KOCHI: During mornings and evenings, when Kochiites go for a break, Sudha Kathrikadavu sells them tea and snacks. At noon, when sun shines brightest, she keeps watermelon juice and buttermilk out for the thirsty passerby, helping them beat the heat. The offerings at Sudha’s tea stall shift, much like the moods in her poetry. The owner of a makeshift tea shop on Thammanam-Pullepady Road will surprise you with her unmatched diction if you just find the time to stand and listen. She is the author of ‘Pranamam’, an anthology of 24 poems she penned between the age of 12 and 67.
The subjects of her poems range from nostalgia and homesickness to the feelings of a mother or child. But grief is a common denominator in all of them. Though she could not even complete primary school, Sudha recites every line she wrote even decades ago from memory. Out of them, her favourite is one about Jesus Christ, her lord and saviour. It is titled ‘Pranamam, as a dedication to him. She chose the same title for her anthology as well.
“Hailing from a farming family, my siblings and I had to work hard before and after school. One day after school, I forgot to attend to the plantains in our field and went home. Unfortunately, some cows destroyed the crop and when my father found out about it, I felt guilty. He was angry that I lied in the beginning and asked me not to go to school anymore. But he didn’t mean to stop my studies.
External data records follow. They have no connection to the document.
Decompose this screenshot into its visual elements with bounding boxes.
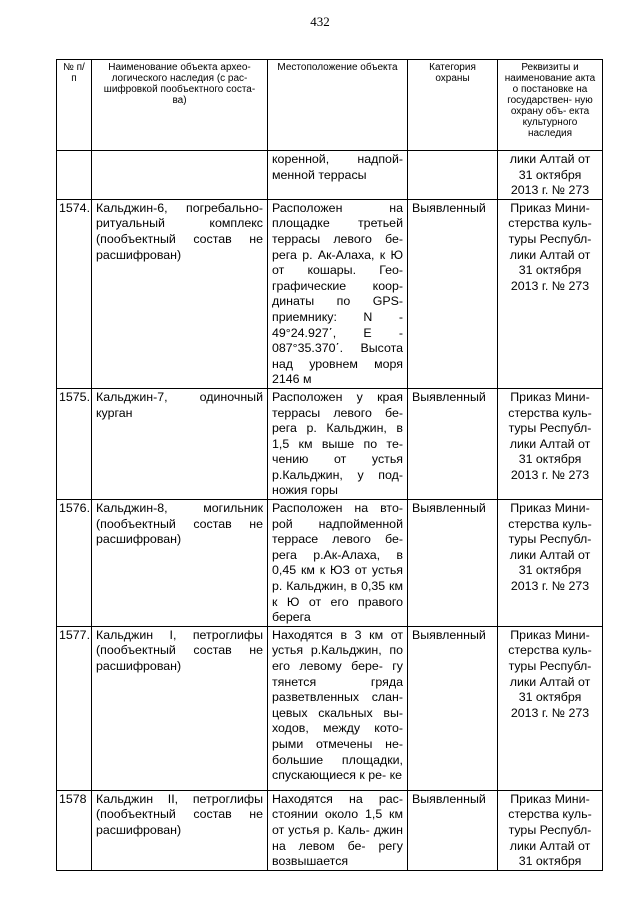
cell-name: Кальджин-8, могильник (пообъектный состав не расшифрован) <box>92 500 268 627</box>
requisites-line: 2013 г. № 273 <box>510 705 590 720</box>
cell-requisites <box>498 388 603 499</box>
cell-category: Выявленный <box>408 199 498 388</box>
cell-name: Кальджин-6, погребально-ритуальный комплекс (пообъектный состав не расшифрован) <box>92 199 268 388</box>
location-line: коренной, надпой- <box>272 152 403 166</box>
requisites-line: 2013 г. № 273 <box>510 183 590 198</box>
cell-name: Кальджин-7, одиночный курган <box>92 388 268 499</box>
location-line: менной террасы <box>272 167 367 182</box>
requisites-line: 2013 г. № 273 <box>510 579 590 594</box>
cell-requisites <box>498 626 603 790</box>
requisites-line: 31 октября <box>518 167 582 182</box>
header-name: Наименование объекта архео- логического наследия (с рас- шифровкой пообъектного соста- ва) <box>92 60 268 151</box>
requisites-line: лики Алтай от <box>509 838 591 853</box>
table-row <box>57 199 603 388</box>
requisites-line: стерства куль- <box>508 807 592 822</box>
requisites-line: туры Республ- <box>508 823 592 837</box>
requisites-line: 31 октября <box>518 452 582 467</box>
requisites-line: стерства куль- <box>508 643 592 658</box>
cell-num: 1576. <box>57 500 92 627</box>
heritage-objects-table <box>56 59 603 871</box>
table-row <box>57 500 603 627</box>
table-header-row <box>57 60 603 151</box>
requisites-line: лики Алтай от <box>509 247 591 262</box>
cell-requisites <box>498 151 603 200</box>
cell-location: Расположен у края террасы левого бе- рега р. Кальджин, в 1,5 км выше по те- чению от устья р.Кальджин, у под- ножия горы <box>268 388 408 499</box>
requisites-line: туры Республ- <box>508 421 592 436</box>
cell-num: 1577. <box>57 626 92 790</box>
cell-location: Находятся на рас- стоянии около 1,5 км от устья р. Каль- джин на левом бе- регу возвышается <box>268 790 408 870</box>
table-row <box>57 388 603 499</box>
cell-category: Выявленный <box>408 790 498 870</box>
requisites-line: 31 октября <box>518 263 582 278</box>
requisites-line: 31 октября <box>518 563 582 578</box>
table-row <box>57 626 603 790</box>
cell-category: Выявленный <box>408 500 498 627</box>
requisites-line: Приказ Мини- <box>510 200 590 215</box>
cell-category: Выявленный <box>408 626 498 790</box>
requisites-line: туры Республ- <box>508 231 592 246</box>
requisites-line: стерства куль- <box>508 516 592 531</box>
header-num: № п/п <box>57 60 92 151</box>
requisites-line: Приказ Мини- <box>510 627 590 642</box>
page-number: 432 <box>310 14 330 29</box>
cell-location: Расположен на вто- рой надпойменной террасе левого бе- рега р.Ак-Алаха, в 0,45 км к ЮЗ от устья р. Кальджин, в 0,35 км к Ю от его правого берега <box>268 500 408 627</box>
requisites-line: Приказ Мини- <box>510 501 590 516</box>
requisites-line: Приказ Мини- <box>510 389 590 404</box>
requisites-line: лики Алтай от <box>509 436 591 451</box>
cell-name: Кальджин II, петроглифы (пообъектный состав не расшифрован) <box>92 790 268 870</box>
requisites-line: 2013 г. № 273 <box>510 467 590 482</box>
requisites-line: 2013 г. № 273 <box>510 278 590 293</box>
cell-location <box>268 151 408 200</box>
requisites-line: Приказ Мини- <box>510 791 590 806</box>
cell-num: 1578 <box>57 790 92 870</box>
table-row-continued <box>57 151 603 200</box>
cell-category <box>408 151 498 200</box>
cell-location: Находятся в 3 км от устья р.Кальджин, по его левому бере- гу тянется гряда разветвленных слан- цевых скальных вы- ходов, между кото- рыми отмечены не- большие площадки, спускающиеся к ре- ке <box>268 626 408 790</box>
requisites-line: стерства куль- <box>508 216 592 231</box>
requisites-line: туры Республ- <box>508 659 592 673</box>
requisites-line: лики Алтай от <box>509 547 591 562</box>
cell-requisites <box>498 790 603 870</box>
header-location: Местоположение объекта <box>268 60 408 151</box>
cell-name <box>92 151 268 200</box>
cell-category: Выявленный <box>408 388 498 499</box>
requisites-line: лики Алтай от <box>509 152 591 166</box>
requisites-line: туры Республ- <box>508 532 592 547</box>
requisites-line: 31 октября <box>518 690 582 705</box>
cell-num: 1575. <box>57 388 92 499</box>
cell-num: 1574. <box>57 199 92 388</box>
header-category: Категория охраны <box>408 60 498 151</box>
cell-location: Расположен на площадке третьей террасы левого бе- рега р. Ак-Алаха, к Ю от кошары. Гео- графические коор- динаты по GPS- приемнику: N - 49°24.927΄, E - 087°35.370΄. Высота над уровнем моря 2146 м <box>268 199 408 388</box>
header-requisites: Реквизиты и наименование акта о постановке на государствен- ную охрану объ- екта культурного наследия <box>498 60 603 151</box>
requisites-line: стерства куль- <box>508 405 592 420</box>
cell-num <box>57 151 92 200</box>
table-row <box>57 790 603 870</box>
cell-name: Кальджин I, петроглифы (пообъектный состав не расшифрован) <box>92 626 268 790</box>
cell-requisites <box>498 199 603 388</box>
requisites-line: лики Алтай от <box>509 674 591 689</box>
cell-requisites <box>498 500 603 627</box>
requisites-line: 31 октября <box>518 854 582 869</box>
However, I was sad about my father scolding me, as I was his favourite child. That is how I stopped going to school from Class V,” she said.
Though she quit school, she continued writing and turned every sad moment into a poem. The loss of her mother and her inability to see her before the cremation is still a big heartache for Sudha. When she recieved news of her mother’s death, Sudha rushed to the railway station, since travelling by train to Kozhikode and then taking a bus to Wayanad was a more feasible option to reach home. However, the train was delayed for more than four hours and she could not see her mother in time. She laments the lack of affordable transport systems despite all the development we claim to be having. The grief from this incident is also part of the anthology — a poem titled Amma.
The death of Rajiv Gandhi and her fascination for actor Mohanlal — all find a place in her poetry. Someone gave her a cutout of the actor once and she keeps it as a prized possession in her teashop. Standing beside it, she merrily recites a poem she wrote about him.